演 目
受 付
観劇日時/04.10.3
劇団名/北芸(釧路)
公演回数/道東小劇場演劇祭
作/別役実
演出/小高律夫
照明/佐藤徳子
劇場/帯広・メガストーン


油断したか、弛んだ表現

 別役劇のなかではわかりやすい戯曲だ。神経診療内科クリニックの受付へノイローゼ気味の中年男(加藤直樹)が訪れる。受付の女(森田啓子)は、あの手この手で別役流の噛み合わない会話を駆使して、この男を難民孤児への寄付から始まって、角膜移植のための死後献体、さらに安楽死協会へまで入会させようと強引に追い込む。女は、「あなたには生きている意味はない。

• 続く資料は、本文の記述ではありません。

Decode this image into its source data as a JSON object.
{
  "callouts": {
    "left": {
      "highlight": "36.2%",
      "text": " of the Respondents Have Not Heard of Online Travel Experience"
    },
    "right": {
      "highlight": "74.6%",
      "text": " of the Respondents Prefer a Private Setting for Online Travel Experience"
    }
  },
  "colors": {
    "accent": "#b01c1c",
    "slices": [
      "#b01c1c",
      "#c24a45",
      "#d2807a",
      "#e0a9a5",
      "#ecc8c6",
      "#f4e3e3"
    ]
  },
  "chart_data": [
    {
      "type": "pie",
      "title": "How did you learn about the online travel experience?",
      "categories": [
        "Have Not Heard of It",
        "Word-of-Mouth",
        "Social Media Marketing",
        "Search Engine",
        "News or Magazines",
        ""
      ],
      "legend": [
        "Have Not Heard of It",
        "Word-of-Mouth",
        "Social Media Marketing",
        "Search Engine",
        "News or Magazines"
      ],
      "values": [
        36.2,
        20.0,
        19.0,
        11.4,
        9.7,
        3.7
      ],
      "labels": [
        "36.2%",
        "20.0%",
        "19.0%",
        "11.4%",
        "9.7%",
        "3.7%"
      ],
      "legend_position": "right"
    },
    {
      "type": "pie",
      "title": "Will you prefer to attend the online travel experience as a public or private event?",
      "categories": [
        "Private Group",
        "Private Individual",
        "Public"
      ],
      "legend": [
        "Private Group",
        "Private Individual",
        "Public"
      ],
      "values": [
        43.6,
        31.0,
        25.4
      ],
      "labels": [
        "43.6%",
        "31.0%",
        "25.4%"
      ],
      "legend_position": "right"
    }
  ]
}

こうすることでしか、あなたの存在価値はない」と喝破する。怒った男は、ついに退場するのだが、残った女は「このビルには、ここを含めて37の各種ボランティアの事務所があるノノ」とつぶやく。男が去った後、患者がこないことを不審に思った医者(加藤直樹)が出る。この医者は、戯曲では「どこか患者と似た男」というト書きだそうだ。アフタートークによると、加藤氏は別人として演じているそうである。「あなたがわかったというまで」(杉浦久幸・作)が似ているけれど、狂信的に自己の正当性を主張する女に困惑する男というシュチュエーション。狂信者が善意であるだけに、困惑する男が滑稽でもあり情けなくもあり、同情しつつも焦慮も感じる。そういう一方的な善意とそれに対抗できない人間の弱さとを、他人事とは思えずに感じられるのだ。だが別役劇はそう単純じゃない。この一場のやりとりはそれ以上に何を意味するのか?

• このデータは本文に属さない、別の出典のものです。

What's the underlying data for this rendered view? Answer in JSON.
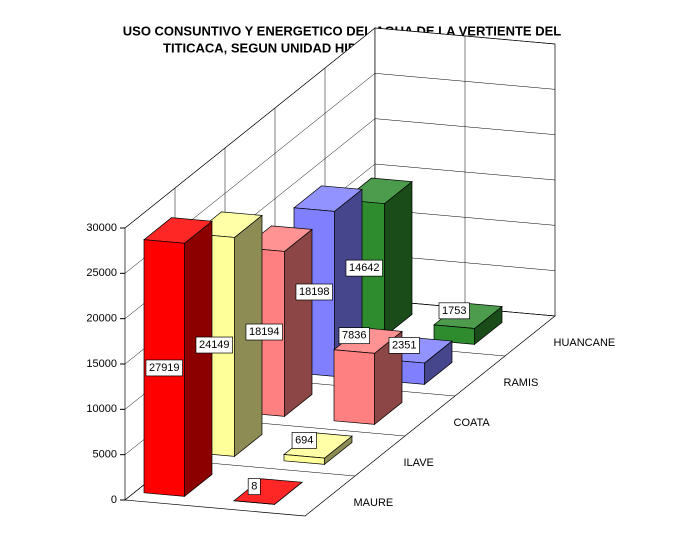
{
  "chart_data": {
    "type": "bar3d",
    "title": [
      "USO CONSUNTIVO Y ENERGETICO DEL AGUA DE LA VERTIENTE DEL",
      "TITICACA, SEGUN UNIDAD HIDROGRAFICA DE ANALISIS"
    ],
    "categories": [
      "MAURE",
      "ILAVE",
      "COATA",
      "RAMIS",
      "HUANCANE"
    ],
    "colors": [
      "#ff0000",
      "#ffff99",
      "#ff8080",
      "#8080ff",
      "#2e8b2e"
    ],
    "series": [
      {
        "values": [
          27919,
          24149,
          18194,
          18198,
          14642
        ]
      },
      {
        "values": [
          8,
          694,
          7836,
          2351,
          1753
        ]
      }
    ],
    "ylim": [
      0,
      30000
    ],
    "yticks": [
      0,
      5000,
      10000,
      15000,
      20000,
      25000,
      30000
    ],
    "grid": true
  }
}
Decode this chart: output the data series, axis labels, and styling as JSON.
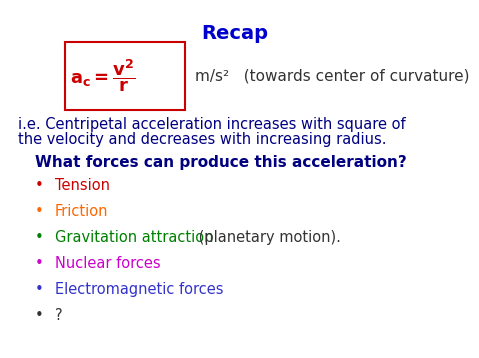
{
  "title": "Recap",
  "title_color": "#0000CC",
  "title_fontsize": 14,
  "background_color": "#ffffff",
  "formula_box_color": "#CC0000",
  "ie_text1": "i.e. Centripetal acceleration increases with square of",
  "ie_text2": "the velocity and decreases with increasing radius.",
  "ie_color": "#000080",
  "ie_fontsize": 10.5,
  "question_text": "What forces can produce this acceleration?",
  "question_color": "#000080",
  "question_fontsize": 11,
  "bullet_items": [
    {
      "text": "Tension",
      "color": "#CC0000",
      "bullet_color": "#CC0000"
    },
    {
      "text": "Friction",
      "color": "#FF6600",
      "bullet_color": "#FF6600"
    },
    {
      "text": "Gravitation attraction",
      "suffix": " (planetary motion).",
      "suffix_color": "#333333",
      "color": "#008000",
      "bullet_color": "#008000"
    },
    {
      "text": "Nuclear forces",
      "color": "#CC00CC",
      "bullet_color": "#CC00CC"
    },
    {
      "text": "Electromagnetic forces",
      "color": "#3333CC",
      "bullet_color": "#3333CC"
    },
    {
      "text": "?",
      "color": "#333333",
      "bullet_color": "#333333"
    }
  ],
  "bullet_fontsize": 10.5,
  "units_text": "m/s²   (towards center of curvature)",
  "units_color": "#333333",
  "units_fontsize": 11
}
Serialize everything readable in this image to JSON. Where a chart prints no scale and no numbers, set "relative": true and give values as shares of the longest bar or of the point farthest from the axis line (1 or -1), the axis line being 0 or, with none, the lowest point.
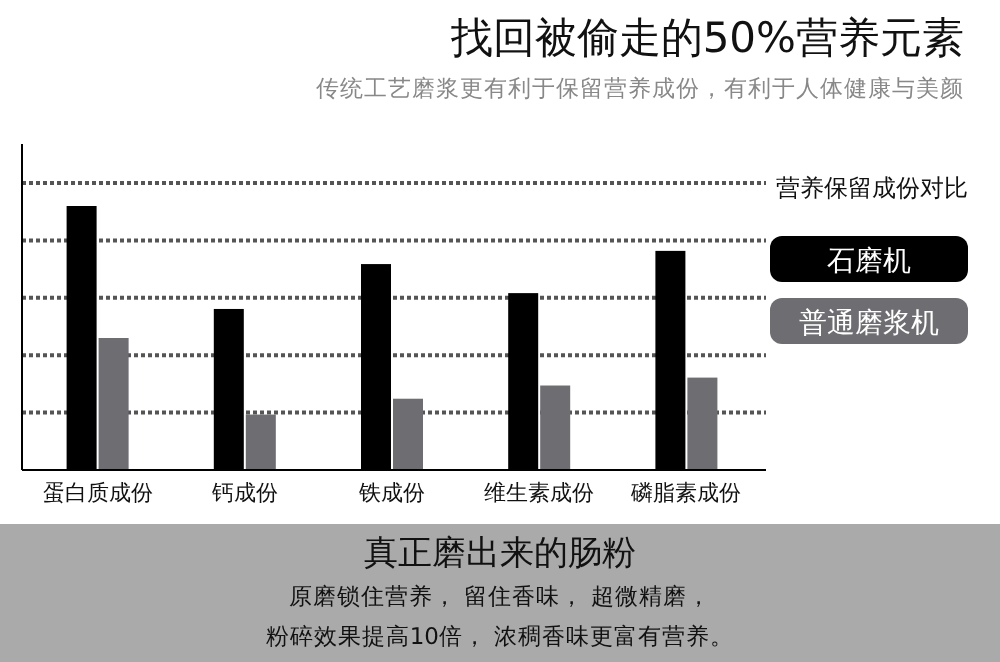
{
  "chart_data": {
    "type": "bar",
    "title": "找回被偷走的50%营养元素",
    "subtitle": "传统工艺磨浆更有利于保留营养成份，有利于人体健康与美颜",
    "categories": [
      "蛋白质成份",
      "钙成份",
      "铁成份",
      "维生素成份",
      "磷脂素成份"
    ],
    "relative": true,
    "grid": "y",
    "legend": "right",
    "legend_title": "营养保留成份对比",
    "series": [
      {
        "name": "石磨机",
        "color": "#000000",
        "values": [
          1,
          0.61,
          0.78,
          0.67,
          0.83
        ]
      },
      {
        "name": "普通磨浆机",
        "color": "#6d6d72",
        "values": [
          0.5,
          0.21,
          0.27,
          0.32,
          0.35
        ]
      }
    ],
    "annotations": [
      "真正磨出来的肠粉",
      "原磨锁住营养， 留住香味， 超微精磨，",
      "粉碎效果提高10倍， 浓稠香味更富有营养。"
    ]
  }
}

 今日の舞台はさすがに馴れた熟成を思わせると同時に、油断したようなケアレスミスが散発していた。話の流れから当然「パレスチナ」というべきところを「カンボチャ」と言ってしまい、観ているほうがハッとし何か別の意味があるのかと考えてしまう。その他、何箇所か噛んでいた台詞も散見。観客にそう思わせるのは演技者として問題であろう。以前こういう表現が一種のためらいの表現として納得したこともあったが、今回はそうは感じられなかったからだ。
 この集団は小劇場に特化した台詞術とでもいうべき、囁くような日常的な発声法を多用する。囁き声は大劇場でも一種のテクニックとして当然使われるが、それとは違って本当に囁くのだけれどもそれが実にリアリティがある。